Praising President Biden for his commitment to fire fighter issues, Kelly told the President that the United States must begin training all of its fire fighters in wildland fire fighting “so we can be ready when it reaches us, because we die in dozens when things go wrong in the wildland.”
Kelly noted with pride the strides the International has made in behavioral health, from the IAFF Center of Excellence (COE) for Behavioral Health and Recovery just outside of Washington, D.C. to the second COE slated for opening in California next year, and the new collaboration with Edgewood Health Network (EHN) to begin providing expect behavioral health care to Canadian members.
Citing a frequent refrain that “the work of a fire fighters always begins in front of a church,” Kelly said spirituality has played an important role in his professional and personal life. “When we think of behavioral health, we do not always talk about spiritual health … but we need to rethink how we are doing a lot of things, and sometimes gifts fall into your lap.”
Regarding occupational cancer, among the top priorities of the IAFF, Kelly updated assembled delegates and alternates of the new alliances and new hires made by the International to help fight against the leading cause of death among IAFF members.
This spring, the IAFF announced that Dr. Danny Whu, M.D., MPH was appointed as the organization’s first Chief Medical Officer, joining the leadership team to spearhead all facets of the Health, Safety and Medicine Division. Last year, the IAFF brought on Dr. Derek Urwin, Ph.D., member of Los Angeles County fire Fighters Local 1014, as the IAFF’s Chief Science Advisor.

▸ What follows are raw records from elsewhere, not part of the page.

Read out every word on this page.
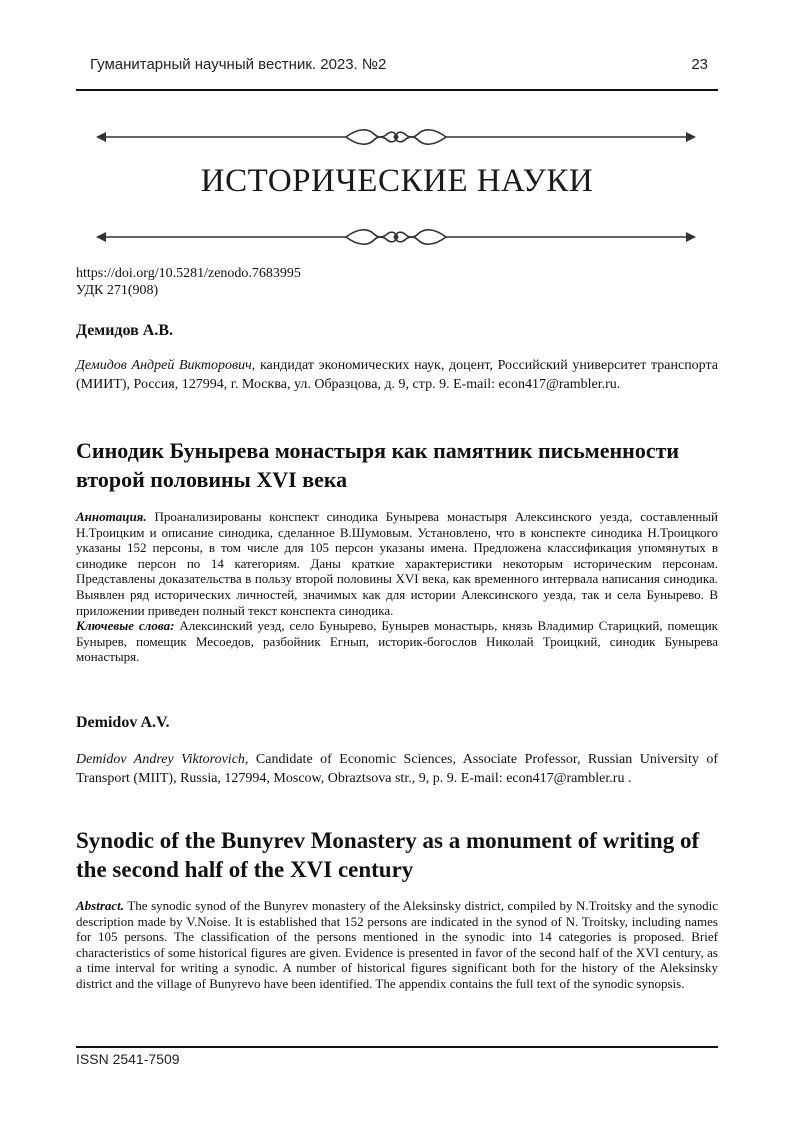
Гуманитарный научный вестник. 2023. №2	23
ИСТОРИЧЕСКИЕ НАУКИ
https://doi.org/10.5281/zenodo.7683995
УДК 271(908)
Демидов А.В.
Демидов Андрей Викторович, кандидат экономических наук, доцент, Российский университет транспорта (МИИТ), Россия, 127994, г. Москва, ул. Образцова, д. 9, стр. 9. E-mail: econ417@rambler.ru.
Синодик Бунырева монастыря как памятник письменности второй половины XVI века

Аннотация. Проанализированы конспект синодика Бунырева монастыря Алексинского уезда, составленный Н.Троицким и описание синодика, сделанное В.Шумовым. Установлено, что в конспекте синодика Н.Троицкого указаны 152 персоны, в том числе для 105 персон указаны имена. Предложена классификация упомянутых в синодике персон по 14 категориям. Даны краткие характеристики некоторым историческим персонам. Представлены доказательства в пользу второй половины XVI века, как временного интервала написания синодика. Выявлен ряд исторических личностей, значимых как для истории Алексинского уезда, так и села Бунырево. В приложении приведен полный текст конспекта синодика.

Ключевые слова: Алексинский уезд, село Бунырево, Бунырев монастырь, князь Владимир Старицкий, помещик Бунырев, помещик Месоедов, разбойник Егнып, историк-богослов Николай Троицкий, синодик Бунырева монастыря.

Demidov A.V.
Demidov Andrey Viktorovich, Candidate of Economic Sciences, Associate Professor, Russian University of Transport (MIIT), Russia, 127994, Moscow, Obraztsova str., 9, p. 9. E-mail: econ417@rambler.ru .
Synodic of the Bunyrev Monastery as a monument of writing of the second half of the XVI century

Abstract. The synodic synod of the Bunyrev monastery of the Aleksinsky district, compiled by N.Troitsky and the synodic description made by V.Noise. It is established that 152 persons are indicated in the synod of N. Troitsky, including names for 105 persons. The classification of the persons mentioned in the synodic into 14 categories is proposed. Brief characteristics of some historical figures are given. Evidence is presented in favor of the second half of the XVI century, as a time interval for writing a synodic. A number of historical figures significant both for the history of the Aleksinsky district and the village of Bunyrevo have been identified. The appendix contains the full text of the synodic synopsis.

ISSN 2541-7509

The IAFF last year entered into an historic alliance with the American Cancer Society (ACS) to begin collaborating on research and other resources to help fight occupational cancer. “We are building a team where we have people who can speak the language of the scientific and medical community. They speak our language, and also know what it’s like to bury a friend on the job,” Kelly said.
In closing, Kelly cited a troubling legal battle taking place in Lubbock, Texas, where pension opponents are trying to strip retirement security from the widow of Jay Watson, member of Lubbock Local 972 who died of occupation cancer at age 55.